The Japanese month is alternately twenty-nine and thirty days, of which every year has twelve, with a repetition of one of the months, in seven years out of every nineteen, so as to bring this reckoning by lunar months into correspondency with the course of the earth round the sun; this method being based on a knowledge of the correspondency of two hundred and thirty-five lunations with nineteen solar years. According to Titsingh, every thirty-third month is repeated, so as to make up the necessary number of intercalary months, the number of days in these intercalary months being fixed by the almanacs issued at Miyako. The commencement of the Japanese year is generally in February. The months are divided into two distinct portions, of fifteen days, each having a distinct name, and the first day of each of which serves as a Sunday, or holiday. This regulation of the Japanese calendar is borrowed from the Chinese, as also the use of the period of sixty years corresponding to our century. [See also paper on “Japanese Calendars,” in vol. xxx of the Transactions of the Asiatic Society of Japan.—Edr.]
[21] No such province is mentioned in the lists of Japanese provinces by Father Rodriguez, Kämpfer, and Klaproth. [Name of a bay.—Edr.]
[22] Regarding the portrait of the Portuguese, we know not on what authority Siebold based his statement.—K. M.
[23] “They wished to have our portraits taken at full length, and Teisuke, who knew how to draw, was appointed to execute them. He drew them in India ink, but in such a style that each portrait would have passed for that of any other individual as well as of him it was intended for. Except the long beard, we could trace no resemblance in them. The Japanese, however, sent them to the capital, where they were probably hung up in some of their galleries of pictures.”—Golownin’s “Captivity in Japan,” vol. i, ch. 4.
[24] In the Latin version of the Jesuit letters he is called Cosmus Turrianus.
[25] Nippon is the name of the whole country; Kondo, of the main island.—Edr.
[26] It appears from Golownin that there are also smaller packages, of which three make the large one. The price of rice varied, of course; but Kämpfer gives five or six taels of silver as the average value of the koku. Titsingh represents the koku as corresponding to the gold koban, the national coin of the Japanese. The original koban weighed forty-seven kandarins, or rather more than our eagle; but till the year 1672 it passed in Japan as equivalent to about six taels of silver. The present koban contains only half as much gold; and yet, as compared with silver, is rated still higher. The koban is figured by Kämpfer as an oblong coin rounded at the ends, the surface, on one side, marked with four rows of indented lines, and bearing at each end the arms or symbol of the Dairi, and between them a mark showing the value, and the signature of the master of the mint. The other side was smooth, and had only the stamp of the inspector-general of gold and silver money. Kämpfer also figures the ōban, which even in his time had become very rare, similar to the koban, but of ten times the weight and value. A third gold coin was the ichibu, figured by Kämpfer as an oblong square. According to Thunburg, it was of the value of a quarter of the koban.
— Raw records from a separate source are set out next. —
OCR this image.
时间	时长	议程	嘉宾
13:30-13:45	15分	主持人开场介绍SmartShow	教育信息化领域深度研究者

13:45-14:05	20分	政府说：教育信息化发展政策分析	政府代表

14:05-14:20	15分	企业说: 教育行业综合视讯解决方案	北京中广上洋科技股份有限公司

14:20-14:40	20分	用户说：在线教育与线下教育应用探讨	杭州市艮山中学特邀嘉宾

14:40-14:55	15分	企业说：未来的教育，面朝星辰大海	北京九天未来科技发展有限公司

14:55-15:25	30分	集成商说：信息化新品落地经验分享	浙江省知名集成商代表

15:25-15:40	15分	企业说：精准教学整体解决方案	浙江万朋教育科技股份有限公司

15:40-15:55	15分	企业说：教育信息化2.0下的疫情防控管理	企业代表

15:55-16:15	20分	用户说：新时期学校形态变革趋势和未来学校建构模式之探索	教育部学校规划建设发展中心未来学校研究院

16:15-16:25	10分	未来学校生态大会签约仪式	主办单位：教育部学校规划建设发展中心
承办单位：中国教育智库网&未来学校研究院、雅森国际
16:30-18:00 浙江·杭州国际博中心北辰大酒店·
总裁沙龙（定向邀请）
Silver passed by weight. The Japanese do not appear to have had any silver coins, unless lumps of irregular shape and weight, but bearing certain marks and stamps, were to be so considered. In ordinary retail transactions copper zeni, or kas, as the Chinese name was, were employed. They were round, with a square hole in the middle, by which they were strung. Some were of double size and value, and some of iron. For further information on the Japanese monetary system, and on the present state and value of the Japanese circulating medium, see Chapters XXV, XXXVIII, and XLV.
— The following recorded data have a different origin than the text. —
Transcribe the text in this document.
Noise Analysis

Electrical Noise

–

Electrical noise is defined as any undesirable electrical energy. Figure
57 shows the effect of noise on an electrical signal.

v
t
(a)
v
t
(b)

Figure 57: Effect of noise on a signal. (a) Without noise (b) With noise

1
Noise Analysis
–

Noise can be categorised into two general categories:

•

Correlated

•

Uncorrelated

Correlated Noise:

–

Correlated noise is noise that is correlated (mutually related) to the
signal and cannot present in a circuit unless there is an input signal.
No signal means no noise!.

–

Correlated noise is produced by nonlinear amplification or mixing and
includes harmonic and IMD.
[27] Dairi, in its original sense, is said by Rodriguez, in his Japanese grammar, to signify rather the court than the person of the theocratic chief to whom it is applied; and so of most of the titles mentioned in the text.
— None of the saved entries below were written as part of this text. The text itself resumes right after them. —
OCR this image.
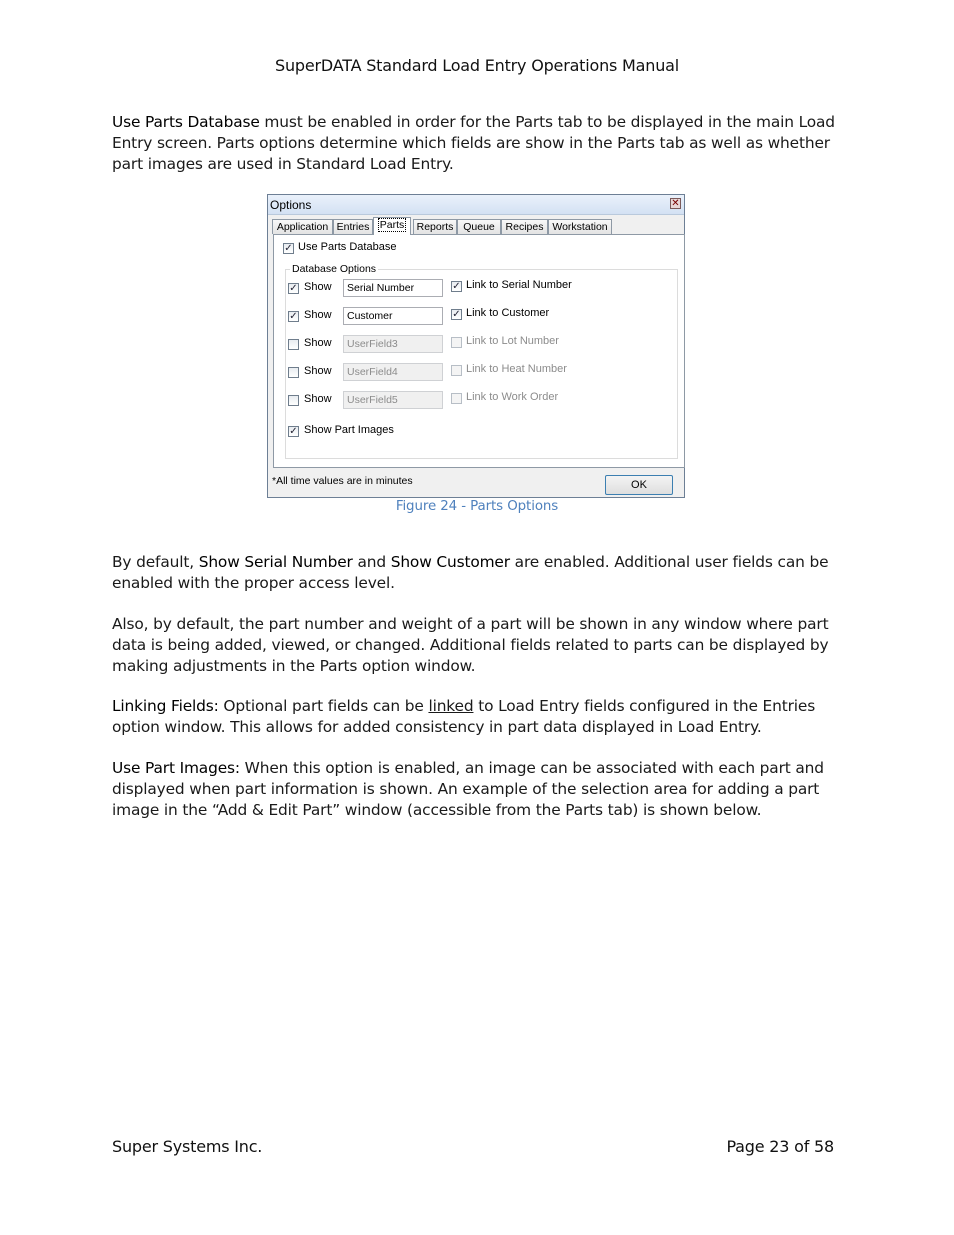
SuperDATA Standard Load Entry Operations Manual

Use Parts Database must be enabled in order for the Parts tab to be displayed in the main Load Entry screen. Parts options determine which fields are show in the Parts tab as well as whether part images are used in Standard Load Entry.

Options	✕
Application Entries Parts	Reports Queue	Recipes Workstation
✓ Use Parts Database
Database Options
✓ Show	Serial Number	✓ Link to Serial Number
✓ Show	Customer	✓ Link to Customer
Show	UserField3	Link to Lot Number
Show	UserField4	Link to Heat Number
Show	UserField5	Link to Work Order
✓ Show Part Images
*All time values are in minutes	OK
Figure 24 - Parts Options

By default, Show Serial Number and Show Customer are enabled. Additional user fields can be enabled with the proper access level.

Also, by default, the part number and weight of a part will be shown in any window where part data is being added, viewed, or changed. Additional fields related to parts can be displayed by making adjustments in the Parts option window.

Linking Fields: Optional part fields can be linked to Load Entry fields configured in the Entries option window. This allows for added consistency in part data displayed in Load Entry.

Use Part Images: When this option is enabled, an image can be associated with each part and displayed when part information is shown. An example of the selection area for adding a part image in the “Add & Edit Part” window (accessible from the Parts tab) is shown below.

Super Systems Inc.	Page 23 of 58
[28] According to Rodriguez, there had been also an ancient military nobility, called buke; but in the course of the civil wars many families of it had become extinct, while other humble families, who had risen by way of arms, mostly formed the existing nobility.
[29] According to the Japanese historical legends, the office of Kubō-Sama, originally limited to the infliction of punishments and the suppression of crimes, was shared, for many ages, between the two families of Genji and Heiji, till about 1180, when a civil war broke out between these families, and the latter, having triumphed, assumed such power that the Dairi commissioned Yoritomo, a member of the defeated family of Genji, to inflict punishment upon him. Yoritomo renewed the war, killed Heiji, and was himself appointed Kubō-Sama, but ended with usurping a greater power than any of his predecessors.